Posted on:2004-11-12Degree:Ph.DType:Thesis
University:Indiana UniversityCandidate:Owens, Craig NFull Text:PDF
GTID:2465390011469943Subject:Literature
Abstract/Summary:
Mind the Gap responds to the way scholarship on twentieth-century British drama has constructed and deployed the label political to describe, understand, and, in some cases, dismiss plays written and produced since 1900. Generally, this dissertation attempts to rethink how the categories political and non-political---and the genres informing these categories, such as realist, absurdist, and epic---confront perceived cultural injustice and domination. Throughout the dissertation, I argue that political drama comprises a broader range of drama than simply Brechtian and neo-Brechtian theater. Specifically, absurdist and realist political dramaturgies require us to think of political drama as a diverse, multiple, and contested body of work whose most effective examples continually force readers and viewers to reconsider the role of drama as a forum for political debate.; In demonstrating this claim, this work examines not only the overtly epic political drama of Bertolt Brecht, Edward Bond, Athol Fugard, and Caryl Churchill (to name a few), but also the plays of Samuel Beckett, Harold Pinter, and the more recent work of Sarah Kane as representative of British drama's "new brutalism." For instance, Mind the Gap demonstrates that Pinter's and Kane's apparently cloistered psychological dramas index the hysteria, trauma, and neurosis implicit in the structures of late capitalist economic and political ideologies.
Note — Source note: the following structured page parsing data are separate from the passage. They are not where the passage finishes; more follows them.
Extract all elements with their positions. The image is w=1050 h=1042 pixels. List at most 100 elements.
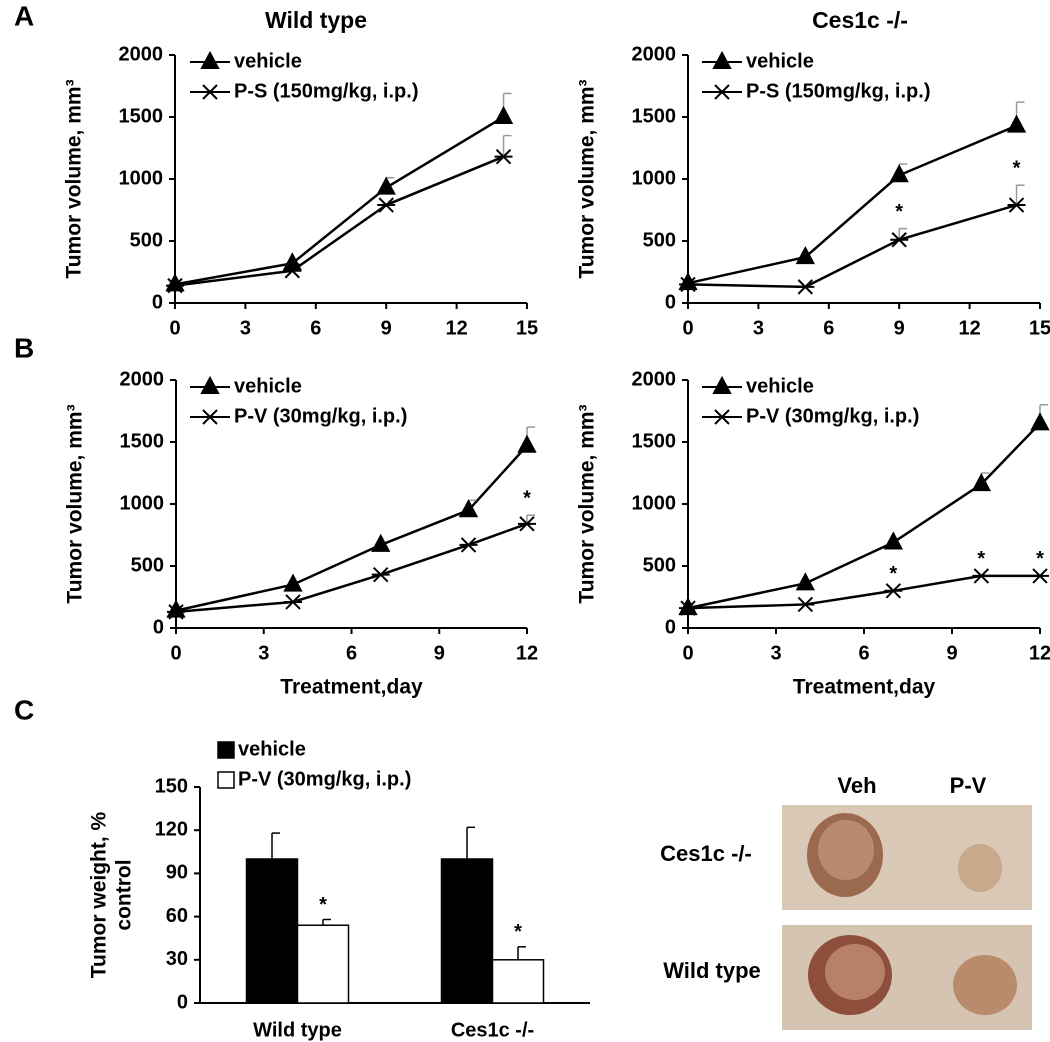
y-tick-label: 1500 <box>632 105 677 127</box>
y-tick-label: 0 <box>153 616 164 638</box>
x-tick-label: 0 <box>682 642 693 664</box>
significance-mark: * <box>895 201 903 223</box>
photo-column-label: Veh <box>837 773 876 798</box>
legend-marker <box>713 409 731 425</box>
y-axis-label: Tumor volume, mm³ <box>64 404 87 603</box>
x-tick-label: Ces1c -/- <box>451 1019 534 1041</box>
data-point <box>371 566 390 583</box>
data-point <box>166 277 184 294</box>
photo-row-label: Ces1c -/- <box>660 841 752 866</box>
data-point <box>517 434 537 453</box>
data-point <box>679 600 697 616</box>
data-point <box>1031 568 1049 584</box>
y-tick-label: 500 <box>130 229 163 251</box>
series-line <box>174 115 505 286</box>
tumor <box>818 820 874 880</box>
photo-row-label: Wild type <box>663 958 761 983</box>
x-tick-label: 0 <box>170 642 181 664</box>
legend-marker <box>201 409 219 425</box>
series-line <box>687 203 1017 289</box>
y-axis-label: Tumor volume, mm³ <box>576 404 599 603</box>
series-line <box>687 124 1018 285</box>
y-tick-label: 30 <box>166 948 188 970</box>
legend-label: P-V (30mg/kg, i.p.) <box>746 405 919 427</box>
photo-column-label: P-V <box>950 773 987 798</box>
significance-mark: * <box>1036 548 1044 570</box>
legend-label: vehicle <box>746 50 814 72</box>
series-line <box>175 444 528 612</box>
legend-marker <box>712 375 732 394</box>
significance-mark: * <box>514 921 522 943</box>
legend-label: P-V (30mg/kg, i.p.) <box>234 405 407 427</box>
legend-swatch <box>217 771 235 789</box>
panel-label: B <box>14 332 34 363</box>
data-point <box>283 263 302 279</box>
y-tick-label: 2000 <box>120 368 165 390</box>
y-tick-label: 1000 <box>632 167 677 189</box>
x-tick-label: 9 <box>381 317 392 339</box>
data-point <box>796 596 815 613</box>
bar <box>245 858 299 1004</box>
data-point <box>971 473 991 492</box>
data-point <box>1030 412 1050 431</box>
x-tick-label: 0 <box>682 317 693 339</box>
bar <box>491 959 545 1004</box>
panel-label: A <box>14 0 34 31</box>
y-tick-label: 150 <box>155 775 188 797</box>
y-tick-label: 0 <box>665 616 676 638</box>
legend-label: vehicle <box>234 50 302 72</box>
data-point <box>376 176 396 195</box>
significance-mark: * <box>319 894 327 916</box>
legend-marker <box>200 50 220 69</box>
x-tick-label: 9 <box>434 642 445 664</box>
y-tick-label: 1500 <box>632 430 677 452</box>
legend-marker <box>200 375 220 394</box>
legend-swatch <box>217 741 235 759</box>
y-tick-label: 0 <box>177 991 188 1013</box>
x-tick-label: 6 <box>346 642 357 664</box>
data-point <box>494 148 513 165</box>
photo-panel: Veh P-V Ces1c -/- Wild type <box>660 773 1032 1030</box>
data-point <box>1006 114 1027 133</box>
y-tick-label: 0 <box>665 291 676 313</box>
y-tick-label: 1000 <box>120 492 165 514</box>
chart-title: Wild type <box>265 7 367 33</box>
data-point <box>371 533 391 552</box>
data-point <box>377 197 396 213</box>
y-tick-label: 1500 <box>120 430 165 452</box>
y-axis-label: Tumor volume, mm³ <box>576 79 599 278</box>
y-tick-label: 90 <box>166 862 188 884</box>
data-point <box>458 499 479 518</box>
data-point <box>889 164 909 183</box>
data-point <box>884 583 903 599</box>
legend-label: P-V (30mg/kg, i.p.) <box>238 768 411 790</box>
x-tick-label: Wild type <box>253 1019 342 1041</box>
significance-mark: * <box>1013 157 1021 179</box>
y-tick-label: 500 <box>131 554 164 576</box>
y-tick-label: 1000 <box>119 167 164 189</box>
data-point <box>679 276 697 293</box>
data-point <box>459 537 478 553</box>
x-tick-label: 0 <box>169 317 180 339</box>
legend-label: vehicle <box>234 375 302 397</box>
legend-label: vehicle <box>238 738 306 760</box>
y-axis-label: Tumor weight, % <box>88 811 111 978</box>
significance-mark: * <box>523 487 531 509</box>
data-point <box>972 568 991 584</box>
legend-marker <box>713 84 731 100</box>
x-tick-label: 9 <box>894 317 905 339</box>
series-line <box>174 155 505 287</box>
data-point <box>493 105 514 124</box>
tumor <box>825 944 885 1000</box>
significance-mark: * <box>977 548 985 570</box>
bar <box>440 858 494 1004</box>
y-tick-label: 2000 <box>632 368 677 390</box>
data-point <box>678 597 698 616</box>
y-tick-label: 1500 <box>119 105 164 127</box>
y-tick-label: 120 <box>155 818 188 840</box>
significance-mark: * <box>889 563 897 585</box>
x-axis-label: Treatment,day <box>280 676 423 699</box>
x-tick-label: 6 <box>823 317 834 339</box>
y-axis-label: control <box>113 859 136 930</box>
Similarly, it expands upon Adorno's claim that Beckett's drama offers a negative dialectical critique of dominant power structures to demonstrate how it follows through on the critical impulse outlined by theories of epic drama. Throughout, this dissertation tries to show that reading the politics of drama requires attention both to a play's "thesis" as well to the production values and narrative innovations it introduces to the stage.